The only difference between this sort of proposed “for loop” and the “conditional/if” would be the removal in the generated list widget (in the parse tree) of “limit=1” (and “variable=condition” - removed entirely in foreach, and replaced with a different variable name in for foo in [...]
). This is part of what made the idea appealing to me; I have sometimes thought, “The thing I want to do is almost exactly the same as the “if”, so why do I need to write completely different syntax for it?”
But I realized that the similarity of the widget (parse tree) implementation–the fact that conditionals and loops are just slight variants on the same thing (even the <% if %>
is just syntactic sugar for a <$list>
as @pmario pointed out)–would actually allow a structure unique to TiddlyWiki.
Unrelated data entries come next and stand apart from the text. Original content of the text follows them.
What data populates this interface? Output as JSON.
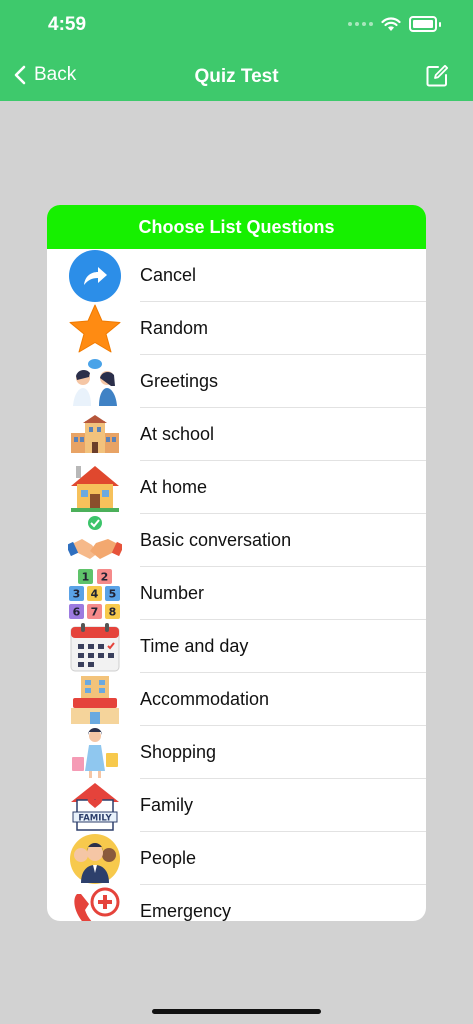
{
  "status": {
    "time": "4:59"
  },
  "nav": {
    "back_label": "Back",
    "title": "Quiz Test"
  },
  "panel": {
    "header": "Choose List Questions",
    "items": [
      {
        "label": "Cancel",
        "icon": "share-arrow-icon"
      },
      {
        "label": "Random",
        "icon": "star-icon"
      },
      {
        "label": "Greetings",
        "icon": "two-people-chatting-icon"
      },
      {
        "label": "At school",
        "icon": "school-building-icon"
      },
      {
        "label": "At home",
        "icon": "house-icon"
      },
      {
        "label": "Basic conversation",
        "icon": "handshake-icon"
      },
      {
        "label": "Number",
        "icon": "number-blocks-icon"
      },
      {
        "label": "Time and day",
        "icon": "calendar-icon"
      },
      {
        "label": "Accommodation",
        "icon": "hotel-icon"
      },
      {
        "label": "Shopping",
        "icon": "shopping-woman-icon"
      },
      {
        "label": "Family",
        "icon": "family-house-icon"
      },
      {
        "label": "People",
        "icon": "people-group-icon"
      },
      {
        "label": "Emergency",
        "icon": "emergency-phone-icon"
      }
    ]
  },
  "colors": {
    "nav": "#3ec96c",
    "header": "#16f000",
    "background": "#d2d2d2"
  }
}
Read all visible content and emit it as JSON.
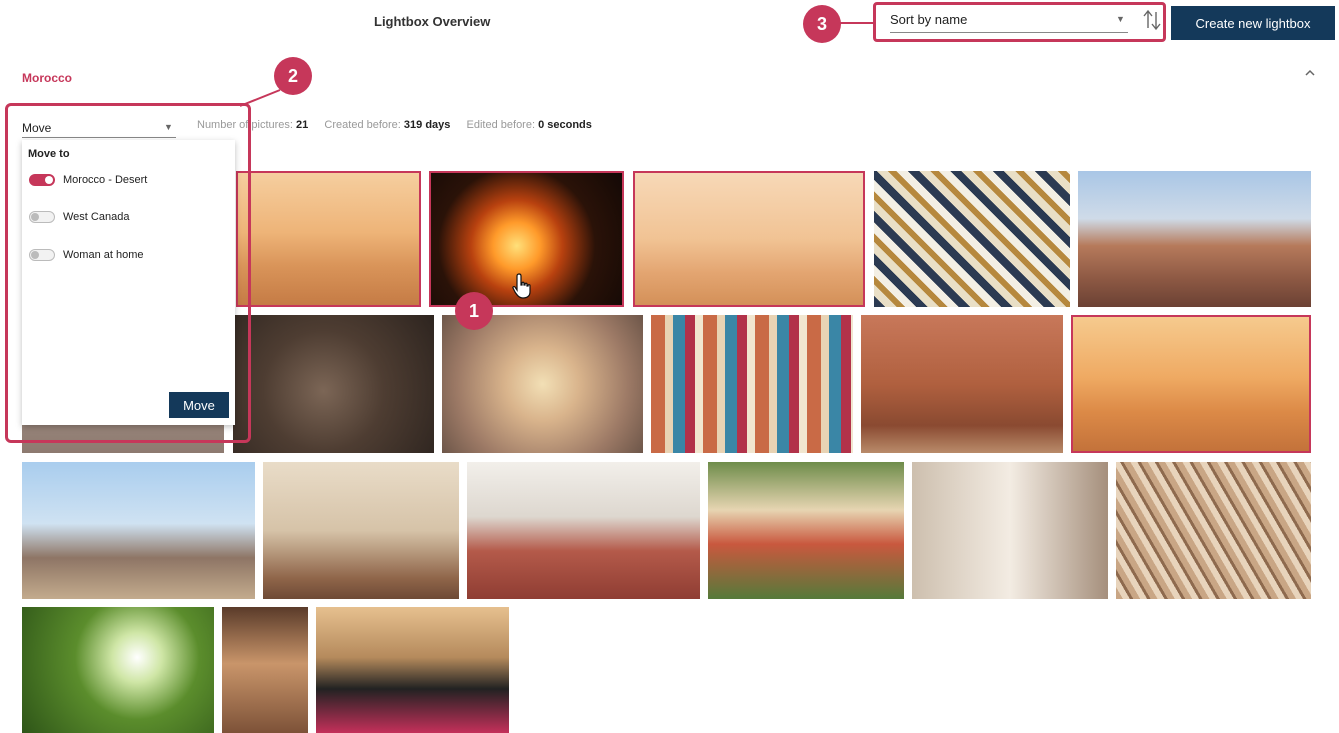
{
  "header": {
    "title": "Lightbox Overview",
    "sort_value": "Sort by name",
    "create_button": "Create new lightbox"
  },
  "callouts": {
    "one": "1",
    "two": "2",
    "three": "3"
  },
  "lightbox": {
    "name": "Morocco",
    "meta": {
      "pictures_label": "Number of pictures:",
      "pictures_value": "21",
      "created_label": "Created before:",
      "created_value": "319 days",
      "edited_label": "Edited before:",
      "edited_value": "0 seconds"
    }
  },
  "move_menu": {
    "select_value": "Move",
    "heading": "Move to",
    "options": [
      {
        "label": "Morocco - Desert",
        "on": true
      },
      {
        "label": "West Canada",
        "on": false
      },
      {
        "label": "Woman at home",
        "on": false
      }
    ],
    "button": "Move"
  },
  "colors": {
    "accent": "#c6375a",
    "primary": "#14395a"
  },
  "icons": {
    "sort_direction": "sort-arrows-icon",
    "collapse": "chevron-up-icon",
    "cursor": "hand-pointer-icon"
  }
}
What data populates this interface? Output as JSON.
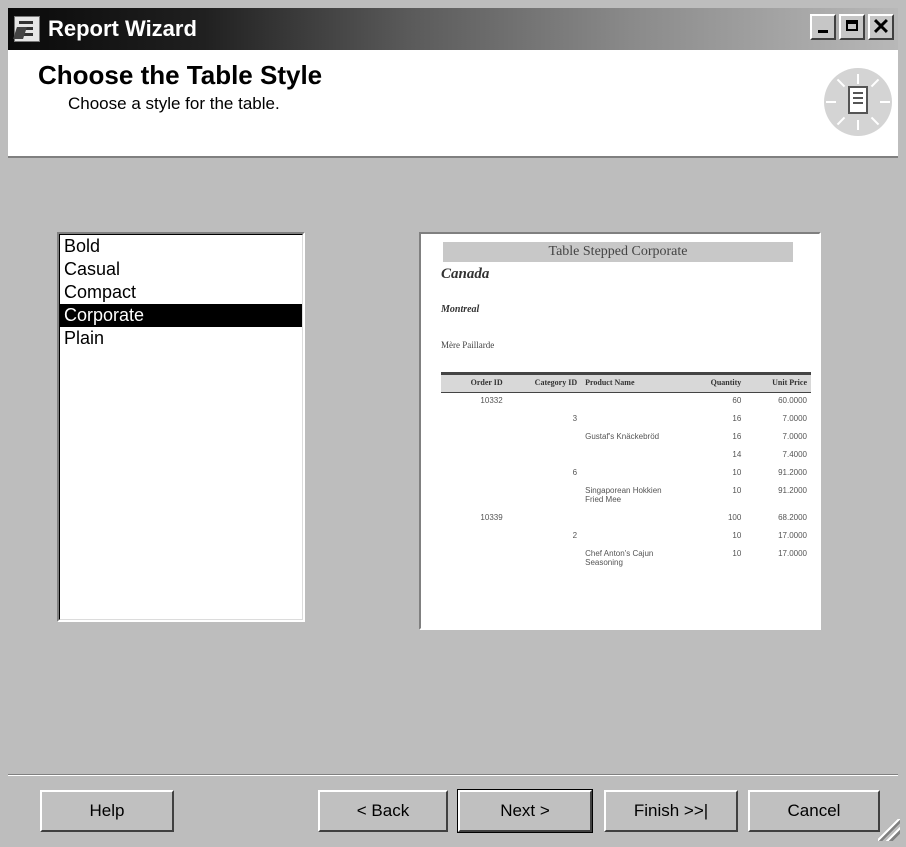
{
  "window": {
    "title": "Report Wizard"
  },
  "title_bar_buttons": {
    "minimize": "_",
    "maximize": "□",
    "close": "✕"
  },
  "header": {
    "title": "Choose the Table Style",
    "subtitle": "Choose a style for the table.",
    "icon": "report-wizard-emblem-icon"
  },
  "style_list": {
    "items": [
      {
        "label": "Bold",
        "selected": false
      },
      {
        "label": "Casual",
        "selected": false
      },
      {
        "label": "Compact",
        "selected": false
      },
      {
        "label": "Corporate",
        "selected": true
      },
      {
        "label": "Plain",
        "selected": false
      }
    ]
  },
  "preview": {
    "title": "Table Stepped Corporate",
    "country": "Canada",
    "city": "Montreal",
    "company": "Mère Paillarde",
    "columns": [
      "Order ID",
      "Category ID",
      "Product Name",
      "Quantity",
      "Unit Price"
    ],
    "rows": [
      [
        "10332",
        "",
        "",
        "60",
        "60.0000"
      ],
      [
        "",
        "3",
        "",
        "16",
        "7.0000"
      ],
      [
        "",
        "",
        "Gustaf's Knäckebröd",
        "16",
        "7.0000"
      ],
      [
        "",
        "",
        "",
        "14",
        "7.4000"
      ],
      [
        "",
        "6",
        "",
        "10",
        "91.2000"
      ],
      [
        "",
        "",
        "Singaporean Hokkien Fried Mee",
        "10",
        "91.2000"
      ],
      [
        "10339",
        "",
        "",
        "100",
        "68.2000"
      ],
      [
        "",
        "2",
        "",
        "10",
        "17.0000"
      ],
      [
        "",
        "",
        "Chef Anton's Cajun Seasoning",
        "10",
        "17.0000"
      ]
    ]
  },
  "buttons": {
    "help": "Help",
    "back": "< Back",
    "next": "Next >",
    "finish": "Finish >>|",
    "cancel": "Cancel"
  }
}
If you can change a keyword to determine whether you loop or only render once, then you could extend that idea to “elseif” by introducing “else-for” (and “else-foreach”) when you want to change an “elseif” to a loop. You could even mix them:
<% if [filter] %>
some stuff
<% else-for egg in [tag[spam]] %>
if the condition is not true, we process *each* egg
<% elseif [some other condition] %>
Something to do if some other condition is true, only if there are no eggs in spam
<% else %>
If all else fails...
<% endif %>
Each “elseif” or “elsefor” block is just a $list widget (with slightly different attributes, most importantly the presence or absence of limit="1"
) inside of the $list-empty of the previous block.
One potential downside to this is that it would pose a challenge to the use of empty
instead of else
for loops. I think the strength of this sort of construction is in utilizing the fact that both “if” and “for” are basically the same thing and treating them as such, but in treating them as such, it would be hard to then say you have to use “empty” with “for” and “else” with “if”, and in mixing them, it would get confusing (do you need “empty-if” and “empty-for”???). Part of the benefit of the idea is being able to change just one key word in order to switch between looping and not looping, but requiring empty
for loops and else
for conditionals would make you change two keywords in two different places if you wanted to change from a loop to a conditional or vice versa.
Perhaps one way to mitigate that would be to simply let “else” and “empty” be interchangeable, both valid keywords in both loops and conditionals, with the expectation that most people are going to use the word that semantically makes most sense to them (which will usually be “else” in conditionals and “empty” in loops - though the code won’t break if you change a conditional to a loop or vice versa and forget to change the else/empty part). This would allow “for” to be taught/documented with examples using “empty” rather than “else”, and then we could have a separate page in the documentation for nesting and mixing with for loops.